I grew up a child of the woods. I never really washed myself clean (except maybe in swim class). I excelled at catching turtles and frogs and throwing moss and swamp scum at my friends. I took for granted nature and all its lessons.

It was only after I grew up and met so many other adults who did not “take to the wilds” that I realized that extracting oneself from nature, while giving the illusion of possessing more control, tends to leave a person a little off.

Now, wilderness for me is an instant transfusion. The ground is grounding. A lake, river or stream puts me in flow. I feel most alive when I'm not in charge, when I'm pitched from the canoe, slip and slide down a muddy trail, get drenched in a torrential downpour, or get windblown on an island. To me, the outdoors is immediate and inescapable, a little fearful. It stirs me up.

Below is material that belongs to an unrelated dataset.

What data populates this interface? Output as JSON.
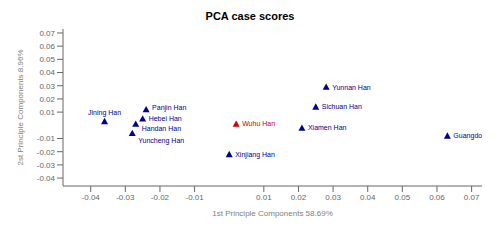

Look out from an untouched lake, a bluff, a waterfall or a canyon and my “issues” seem small. It always seems a little surprising to find that after a personal upheaval of the mind or heart, everything in nature continues exactly the same, authentic. You are never so still as when you see a deer, never so elated as when you crest a peak and view the vista, never so alive as when you hear a wolf howl or a loon call, never so entertained as when you watch an otter or the northern lights.

Nature is authentic. It is exactly what it seems to be.

“When one tugs at a single thing in nature, he finds it attached to the rest of the world.” ~John Muir

“A human being is part of a whole, called by us the “Universe,” a part limited in time and space. He experiences himself, his thoughts and feelings, as something separated from the rest—a kind of optical delusion of his consciousness. The delusion is a kind of prison for us, restricting us to our personal desires and to affection for a few persons nearest us. Our task must be to free ourselves from this prison by widening our circles of compassion to embrace all living creatures and the whole of nature in its beauty.” ~Albert Einstein

“A man is related to all nature.” ~Ralph Waldo Emerson

“Nature teaches more than she preaches. There are no sermons in stones. It is easier to get a spark out of a stone than a moral.” ~John Burroughs

Start small with a swim in the ocean or a lake or a walk in a state park. Throw some friggin’ moss. Get your hands dirty. Stink.